Pero…¿habrá realmente
transformaciones de fondo? A juzgar  por
quienes respaldaron al hoy  alcalde
durante  su campaña, tengo razones para
albergar serias dudas. Me pregunto cómo se las arreglará  el mandatario para responder a los intereses
de la casa Gaviria, el clan Merheg, Diego Patiño, Octavio Carmona, Luis Enrique
Arango y María Irma Noreña, para mencionar solo 
a los más visibles. En teoría se produjo un cambio, pero en la práctica
tendremos que resistir los embates, no de un cacique, sino de media docena.
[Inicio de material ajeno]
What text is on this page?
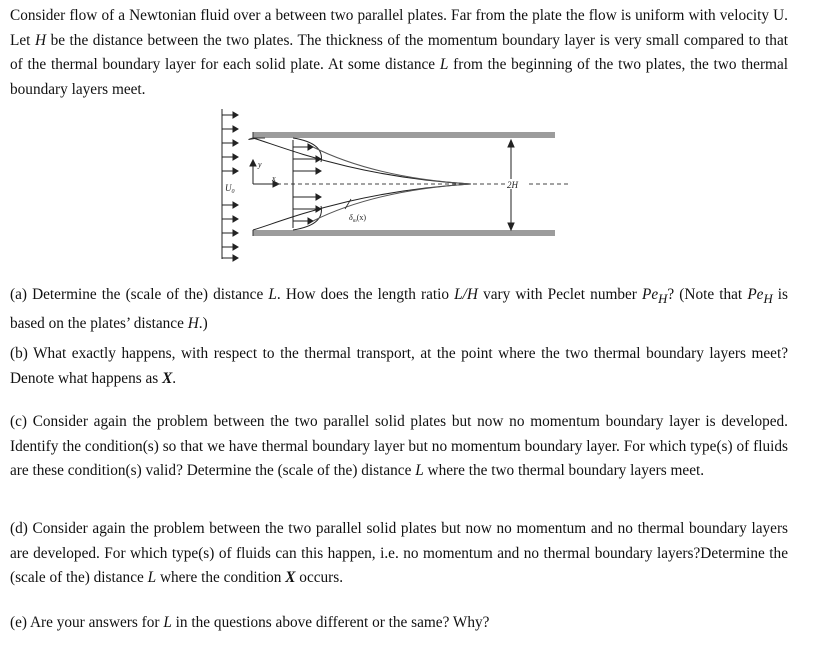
Consider flow of a Newtonian fluid over a between two parallel plates. Far from the plate the flow is uniform with velocity U. Let H be the distance between the two plates. The thickness of the momentum boundary layer is very small compared to that of the thermal boundary layer for each solid plate. At some distance L from the beginning of the two plates, the two thermal boundary layers meet.

$U_0$
y
x
$\delta_m(x)$
2H

(a) Determine the (scale of the) distance L. How does the length ratio L/H vary with Peclet number $Pe_H$? (Note that $Pe_H$ is based on the plates’ distance H.)

(b) What exactly happens, with respect to the thermal transport, at the point where the two thermal boundary layers meet? Denote what happens as X.

(c) Consider again the problem between the two parallel solid plates but now no momentum boundary layer is developed. Identify the condition(s) so that we have thermal boundary layer but no momentum boundary layer. For which type(s) of fluids are these condition(s) valid? Determine the (scale of the) distance L where the two thermal boundary layers meet.

(d) Consider again the problem between the two parallel solid plates but now no momentum and no thermal boundary layers are developed. For which type(s) of fluids can this happen, i.e. no momentum and no thermal boundary layers?Determine the (scale of the) distance L where the condition X occurs.

(e) Are your answers for L in the questions above different or the same? Why?
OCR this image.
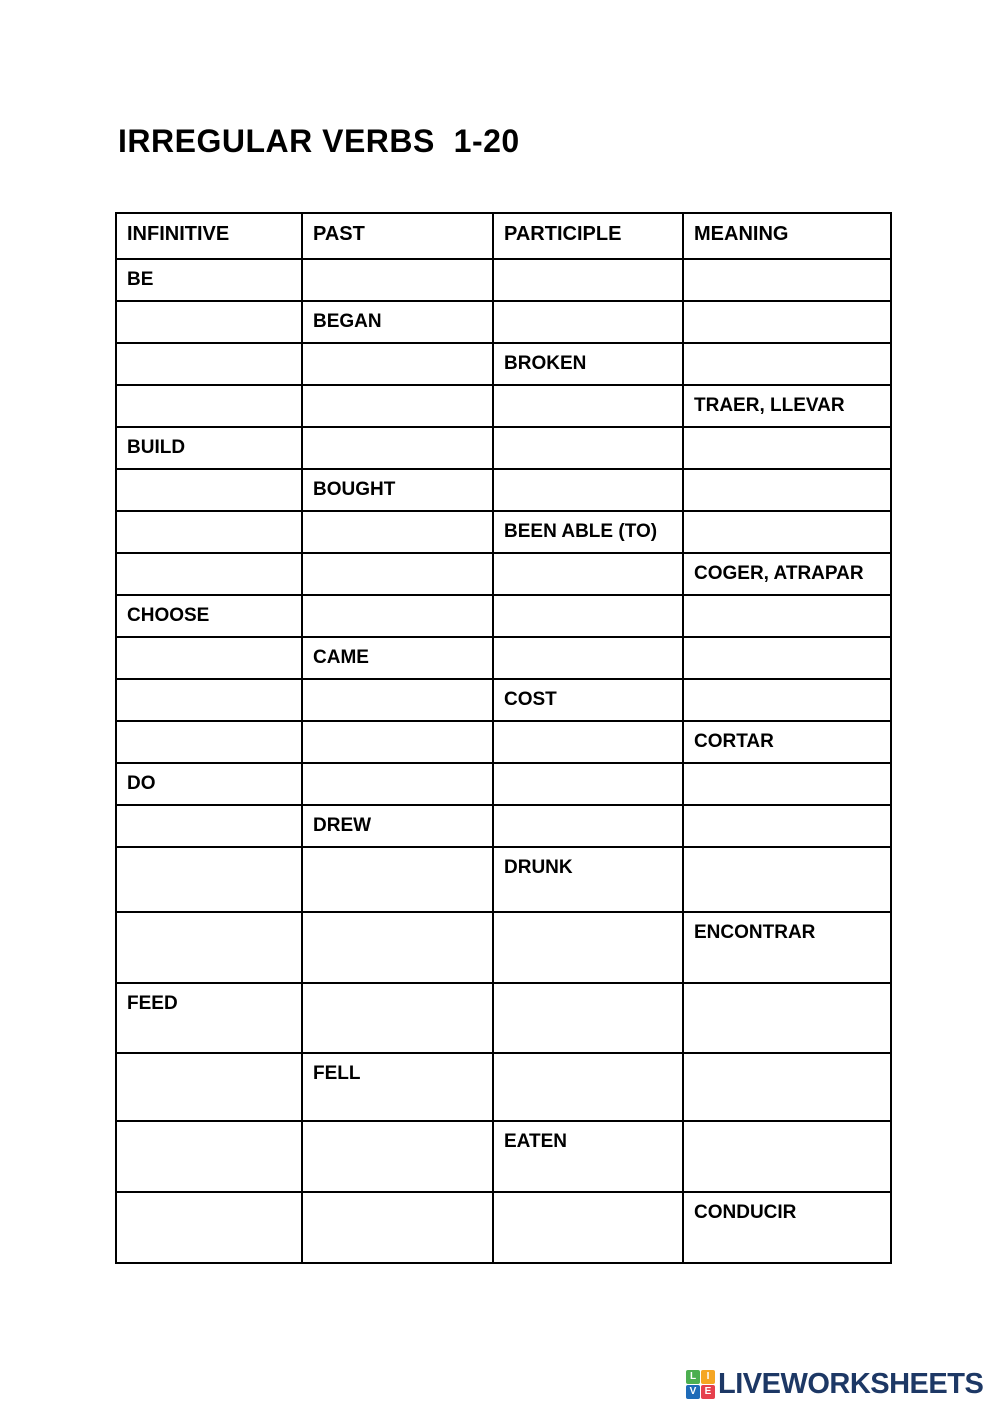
IRREGULAR VERBS  1-20
INFINITIVE	PAST	PARTICIPLE	MEANING
BE			
	BEGAN		
		BROKEN	
			TRAER, LLEVAR
BUILD			
	BOUGHT		
		BEEN ABLE (TO)	
			COGER, ATRAPAR
CHOOSE			
	CAME		
		COST	
			CORTAR
DO			
	DREW		
		DRUNK	
			ENCONTRAR
FEED			
	FELL		
		EATEN	
			CONDUCIR
L	I
V E LIVEWORKSHEETS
Ustedes dirán que debemos darle
tiempo, pero la evidencia de que la política hace mucho  dejó de ser un proyecto de sociedad para
convertirse en una bolsa donde los privados invierten  su dinero y esperan, por lo tanto, ganancias
me conduce al escepticismo. Ojalá 
quienes acaban de tomar el mando lo refuten con sus actos. Son muchas
las deudas pendientes. En educación, por ejemplo, se han alcanzado las metas de
cobertura, pero son grandes los vacíos en calidad. La noción de
convivencia  ciudadana   demanda un trabajo de fondo dirigido  a que la responsabilidad y el respeto sean de
veras agentes de transformación en nuestra manera de vernos frente a los otros.
La gestión y los usos del territorio siguen siendo más un asunto de los
apetitos privados  que de las acciones
del Estado en sus instancias local y regional. La cultura, que tuvo
innegable  mejoría durante la última
administración, corre el riesgo de 
volver a los tiempos de la politiquería y el clientelismo.
Por  fortuna, hoy existen más herramientas de
control. Veedurías ciudadanas, organizaciones 
comunitarias y líderes públicos cumplen un rol vital en aras de sanear
las costumbres. Además, durante la campaña se firmaron distintos pactos de cuyo
cumplimiento los gobernantes deberán dar cuenta. Ojalá sea así. De lo contario,
estaremos reeditando la idea de aquél inolvidable  personaje de la  novela 
El Gatopardo, de  Giuseppe Tomasi
di Lampedusa : cambiar todo para que todo siga igual.